Snapping shrimps: Females more aggressive than males
Female snapping shrimps are more aggressive than males, frequently snapping their deadly claws at each other, a study has shown.
Researchers in the US had expected male shrimps - which brandish a larger snapping claw - to behave more aggressively.
But despite their smaller claw size, females snapped more often when defending their territory.
Findings are published in the journal Ethology.
"We're so used to seeing animals in which males have larger weapons than females: bigger antlers, bigger teeth, bigger horns... And in many of these species, males are more aggressive than females," said Dr Melissa Hughes, from the College of Charleston in South Carolina, US who led the study.
"Males, more so than females, benefit from being aggressive and having large weapons, in species where males compete for females."
Snapping shrimps are sometimes called pistol shrimps and use their larger claw - the major chela - as a deadly weapon to kill prey and opponents.
They can kill enemies with a direct snap, and are known to stun potential food with a jet of bubbles by rapidly closing their larger claw. The snapping sound of this bubble blast collapsing gave the animals their name.
The researchers wanted to see how different sexes use their claws to defend their territory.
They collected two species of snapping shrimp, Alpheus heterochaelis and Alpheus angulosus, and studied same-sex and opposite-sex interactions in test chambers.
The shrimps were allowed to become residents in a burrow, before being faced with intruder shrimps.
The researchers filmed these interactions and counted the number of snaps - a sign of aggression - by each shrimp.
In both species, female shrimps contradicted the researchers' expectations by snapping more overall, and behaving more aggressively towards other females.
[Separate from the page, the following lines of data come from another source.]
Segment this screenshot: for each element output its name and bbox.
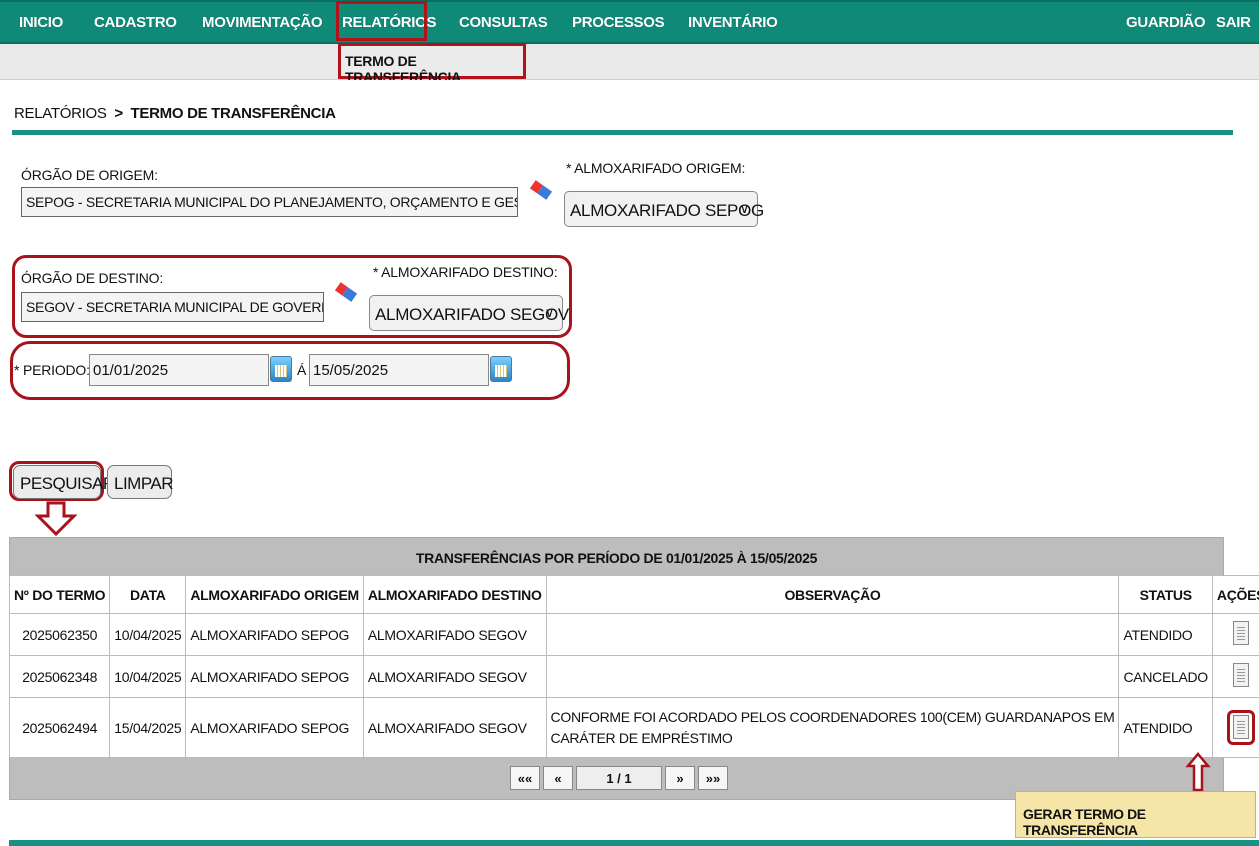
nav-sair[interactable]: SAIR — [1216, 14, 1251, 31]
periodo-fim-input[interactable]: 15/05/2025 — [309, 354, 489, 386]
col-header-destino: ALMOXARIFADO DESTINO — [362, 575, 547, 614]
periodo-separator: Á — [297, 362, 307, 378]
col-header-status: STATUS — [1118, 575, 1213, 614]
submenu-termo-transferencia[interactable]: TERMO DE TRANSFERÊNCIA — [338, 43, 526, 85]
col-header-termo: Nº DO TERMO — [8, 575, 111, 614]
nav-consultas[interactable]: CONSULTAS — [459, 14, 548, 31]
chevron-down-icon: ∨ — [544, 305, 555, 320]
almox-destino-label: * ALMOXARIFADO DESTINO: — [373, 264, 558, 280]
nav-cadastro[interactable]: CADASTRO — [94, 14, 177, 31]
cell-data: 10/04/2025 — [109, 613, 187, 656]
nav-guardiao[interactable]: GUARDIÃO — [1126, 14, 1206, 31]
col-header-data: DATA — [109, 575, 187, 614]
table-row: 2025062494 15/04/2025 ALMOXARIFADO SEPOG… — [8, 697, 1259, 758]
breadcrumb: RELATÓRIOS > TERMO DE TRANSFERÊNCIA — [14, 105, 336, 122]
gerar-termo-tooltip: GERAR TERMO DE TRANSFERÊNCIA — [1015, 791, 1256, 838]
chevron-down-icon: ∨ — [739, 201, 750, 216]
breadcrumb-separator: > — [114, 105, 123, 122]
divider — [12, 130, 1233, 135]
pesquisar-button[interactable]: PESQUISAR — [13, 465, 115, 499]
document-icon[interactable] — [1233, 663, 1250, 687]
cell-status: ATENDIDO — [1118, 697, 1213, 758]
arrow-down-icon — [35, 501, 77, 537]
cell-destino: ALMOXARIFADO SEGOV — [362, 697, 547, 758]
cell-destino: ALMOXARIFADO SEGOV — [362, 655, 547, 698]
results-title: TRANSFERÊNCIAS POR PERÍODO DE 01/01/2025… — [415, 550, 818, 566]
pagination: «« « 1 / 1 » »» — [510, 766, 728, 790]
table-row: 2025062350 10/04/2025 ALMOXARIFADO SEPOG… — [8, 613, 1259, 656]
cell-origem: ALMOXARIFADO SEPOG — [185, 697, 364, 758]
pager-prev-button[interactable]: « — [543, 766, 573, 790]
cell-termo: 2025062350 — [8, 613, 111, 656]
cell-observacao-line1: CONFORME FOI ACORDADO PELOS COORDENADORE… — [550, 708, 1115, 725]
cell-observacao — [545, 613, 1120, 656]
cell-observacao: CONFORME FOI ACORDADO PELOS COORDENADORE… — [545, 697, 1120, 758]
relatorios-highlight — [336, 1, 427, 41]
document-icon[interactable] — [1233, 715, 1250, 739]
almox-origem-select[interactable]: ALMOXARIFADO SEPOG ∨ — [564, 191, 764, 227]
col-header-acoes: AÇÕES — [1211, 575, 1259, 614]
pager-last-button[interactable]: »» — [698, 766, 728, 790]
almox-origem-label: * ALMOXARIFADO ORIGEM: — [566, 160, 746, 176]
eraser-icon[interactable] — [333, 280, 359, 304]
periodo-inicio-input[interactable]: 01/01/2025 — [89, 354, 269, 386]
cell-status: CANCELADO — [1118, 655, 1213, 698]
cell-data: 15/04/2025 — [109, 697, 187, 758]
pager-next-button[interactable]: » — [665, 766, 695, 790]
submenu-bar — [0, 44, 1259, 80]
footer-divider — [9, 840, 1259, 846]
document-icon-highlight — [1227, 710, 1256, 745]
document-icon[interactable] — [1233, 621, 1250, 645]
cell-acoes — [1211, 613, 1259, 656]
calendar-icon[interactable] — [270, 356, 292, 382]
col-header-observacao: OBSERVAÇÃO — [545, 575, 1120, 614]
breadcrumb-current: TERMO DE TRANSFERÊNCIA — [130, 105, 336, 122]
cell-status: ATENDIDO — [1118, 613, 1213, 656]
cell-observacao-line2: CARÁTER DE EMPRÉSTIMO — [550, 729, 733, 746]
cell-destino: ALMOXARIFADO SEGOV — [362, 613, 547, 656]
eraser-icon[interactable] — [528, 178, 554, 202]
orgao-origem-field[interactable]: SEPOG - SECRETARIA MUNICIPAL DO PLANEJAM… — [21, 187, 518, 217]
orgao-origem-label: ÓRGÃO DE ORIGEM: — [21, 167, 158, 183]
table-row: 2025062348 10/04/2025 ALMOXARIFADO SEPOG… — [8, 655, 1259, 698]
almox-destino-value: ALMOXARIFADO SEGOV — [375, 305, 569, 324]
cell-termo: 2025062494 — [8, 697, 111, 758]
top-navbar: INICIO CADASTRO MOVIMENTAÇÃO RELATÓRIOS … — [0, 0, 1259, 44]
almox-origem-value: ALMOXARIFADO SEPOG — [570, 201, 764, 220]
cell-termo: 2025062348 — [8, 655, 111, 698]
breadcrumb-parent[interactable]: RELATÓRIOS — [14, 105, 107, 122]
cell-observacao — [545, 655, 1120, 698]
col-header-origem: ALMOXARIFADO ORIGEM — [185, 575, 364, 614]
calendar-icon[interactable] — [490, 356, 512, 382]
almox-destino-select[interactable]: ALMOXARIFADO SEGOV ∨ — [369, 295, 569, 331]
pager-first-button[interactable]: «« — [510, 766, 540, 790]
orgao-destino-label: ÓRGÃO DE DESTINO: — [21, 270, 164, 286]
orgao-destino-field[interactable]: SEGOV - SECRETARIA MUNICIPAL DE GOVERNO — [21, 292, 324, 322]
cell-origem: ALMOXARIFADO SEPOG — [185, 655, 364, 698]
results-table: Nº DO TERMO DATA ALMOXARIFADO ORIGEM ALM… — [8, 575, 1259, 758]
limpar-button[interactable]: LIMPAR — [107, 465, 174, 499]
cell-acoes — [1211, 655, 1259, 698]
nav-inicio[interactable]: INICIO — [19, 14, 63, 31]
cell-acoes — [1211, 697, 1259, 758]
nav-inventario[interactable]: INVENTÁRIO — [688, 14, 778, 31]
nav-processos[interactable]: PROCESSOS — [572, 14, 665, 31]
periodo-label: * PERIODO: — [14, 362, 90, 378]
cell-origem: ALMOXARIFADO SEPOG — [185, 613, 364, 656]
arrow-up-icon — [1185, 752, 1211, 792]
cell-data: 10/04/2025 — [109, 655, 187, 698]
nav-movimentacao[interactable]: MOVIMENTAÇÃO — [202, 14, 323, 31]
pager-page-indicator: 1 / 1 — [576, 766, 662, 790]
Males were equally aggressive to both male and female intruders.
Dr Hughes admitted the reasons for females' more aggressive behaviour are unclear.
"Female aggression has not been studied nearly as much, and so we don't understand it nearly as well," she told BBC Nature.
"One possibility here is that females are competing with each other for males, either through direct competition fighting over males, or by defending large territories so that the distance between females is too large for one male to easily move between multiple females."
There are over 400 species of snapping shrimp. The crustaceans use their two distinct claws for different functions, and if they lose their larger claw in battle, the smaller one transforms into their snapping claw, and a new one grows where the snapper used to be.
"These are incredibly cool animals that nearly no one has ever heard of," commented Dr Hughes.